Don’t get me wrong — there’s a place for intuition pumps like this, and I use them often. But I also think that both technical and advocacy approaches could be productive or counterproductive, and so it’s best for us to cautiously approach both and evaluate the risks and merits of specific proposals on their own. In terms of the things you mention driving bad outcomes for advocacy, I’m not sure if I agree — feeling uncertain about paying for ChatGPT seems like a natural response for someone worried about OpenAI’s use of capital, and I haven’t seen evidence that Holly (in the post you link) is exaggerating any risks to whip up support. We could disagree about these things, but my main point is that actually getting into the details of those disagreements is probably more useful in service of avoiding the second scenario than just describing it in pessimistic terms.

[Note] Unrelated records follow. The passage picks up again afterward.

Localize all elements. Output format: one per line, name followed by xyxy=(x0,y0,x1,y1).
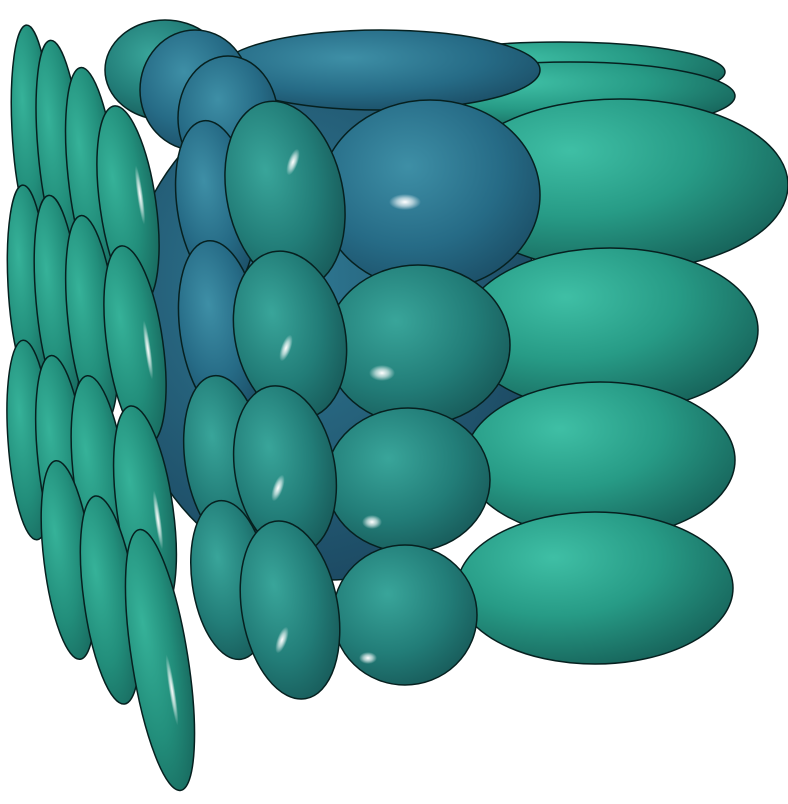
center-blob-4 xyxy=(332,544,478,686)
center-blob-1 xyxy=(319,99,541,291)
center-blob-3 xyxy=(325,407,491,553)
center-blob-2 xyxy=(325,264,511,426)
long-ellipsoid-back-rows xyxy=(219,29,736,131)
middle-back-ellipsoids xyxy=(104,19,279,181)
left-disc-highlights xyxy=(134,165,179,726)
middle-column-highlights xyxy=(271,148,300,654)
long-ellipsoid-row-4 xyxy=(456,511,734,665)
middle-column-ellipsoids xyxy=(174,100,348,700)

Yepp, I agree that I am doing an intuition pump to convey my point. I think this is a reasonable approach to take because I actually think there’s much more disagreement on vibes and culture than there is on substance (I too would like AI development to go more slowly). E.g. AI safety researchers paying for ChatGPT obviously brings in a negligible amount of money for OpenAI, and so when people think about that stuff the actual cognitive process is more like “what will my purchase signal and how will it influence norms?” But that’s precisely the sort of thing that has an effect on AI safety culture independent of whether people agree or disagree on specific policies—can you imagine hacker culture developing amongst people who were boycotting computers? Hence why my takeaway at the end of the post is not “stop advocating for pauses” but rather “please consider how to have positive effects on community culture and epistemics, which might not happen by default”.
I would be keen to hear more fleshed-out versions of the passages with the valences swapped! I like the one you’ve done; although I’d note that you’re focusing on the outcomes achieved by those groups, whereas I’m focusing also on the psychologies of the people in those groups. I think the psychological part is important because, as they say, culture eats strategy for breakfast. I do think that climate activists have done a good job at getting funding into renewables; but I think alignment research is much harder to accelerate (e.g. because the metrics are much less clear, funding is less of a bottleneck, and the target is moving much faster) and so trading off a culture focused on understanding the situation clearly for more success at activism may not be the right call here even if it was there.